Swathing flax in this photo today. The old Massey 35 pull type has its work
cut out in this wiry crop. I can travel 3 mph in the heat of the day but
as soon as the sun gets near the horizon the straw seems to get tougher
to cut and the knife will plug frequently until I give up for the day.
I worked for a while with the old IH self propelled which handles it
better but not quite so comfortable for the operator sitting out in the
mosquitos and heat and dust.
Not that I'm complaining about the heat because we sure need it to finish
this harvest. Its not unheard of but this past week and a half of summer-like
heat has been amazing. I've needed to use the air conditioning on the combine
most days.
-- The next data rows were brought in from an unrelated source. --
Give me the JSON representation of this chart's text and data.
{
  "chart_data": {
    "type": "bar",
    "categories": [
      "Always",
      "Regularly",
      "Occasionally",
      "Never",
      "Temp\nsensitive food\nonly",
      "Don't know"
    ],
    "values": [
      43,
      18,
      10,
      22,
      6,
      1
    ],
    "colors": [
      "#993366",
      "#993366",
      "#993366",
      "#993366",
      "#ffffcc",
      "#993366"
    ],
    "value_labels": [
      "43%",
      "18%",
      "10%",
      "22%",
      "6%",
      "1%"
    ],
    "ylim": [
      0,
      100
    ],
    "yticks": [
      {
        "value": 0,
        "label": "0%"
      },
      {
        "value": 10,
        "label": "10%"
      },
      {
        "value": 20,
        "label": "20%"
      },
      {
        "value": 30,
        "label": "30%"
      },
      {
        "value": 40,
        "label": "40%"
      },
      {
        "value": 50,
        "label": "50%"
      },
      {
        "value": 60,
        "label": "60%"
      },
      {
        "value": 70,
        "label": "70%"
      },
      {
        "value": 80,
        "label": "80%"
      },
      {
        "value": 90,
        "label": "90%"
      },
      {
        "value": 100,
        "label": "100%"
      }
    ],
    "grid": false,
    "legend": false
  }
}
Aeration fans actually dry grain in the bins, rare for October.
Its more likely to be cold and windy this time of the year and I'd be more
accustomed to dressing up in insulated coveralls and winter hat to ride the
open swather instead of a sun hat.
Combining went well and I've gone about as far as I can go til I swath the
flax and its dry enough to harvest. About 50 acres of wheat is unaccessible
due to wet ground, as is another 25 acres of canola. The water on this field
is unbelievable. As bad as it was when I swathed the canola, its far worse
now. There are swaths under the water in this photo. I'm not about to try
driving through this in the combine as I'd likely end up walking back
out of it without my boots.

Friday, October 1, 2010

Finally Harvesting


At last we have had a week of sunny warm weather and I imagine all of Sask. is under a cloud of grain dust as combines thresh grain all day and into the night. No dust from the ground though as there is more mud and water than I have ever worked in before. Many reports of stuck combines and grain carts, broken chains and tow ropes. Even backhoes brought in to dig out combines.
My photo shows what can happen when combining at night and the driver (me) can't tell what he is driving into. I don't normally drive through water with a combine but was amazed to see in the revealing light of day that I had spun through mud and water in the dark. I'm constantly amazed just how much this combine will go through but expect I will find it's limits before harvest is through.
One major breakdown lost me a whole day yesterday when I discovered a cracked wheel rim on the combine. A 5 hour round trip to a combine wrecker and $1800 later I had a "good as new" wheel and tire to replace the cracked rim.
Grain quality looks not too terrible considering the rain its had on it but I hear there is nothing better than a #3 wheat out in the fields now.
I'm probably at about 30% finished . Could be another 3 weeks of work out there if the weather holds out and nothing else breaks.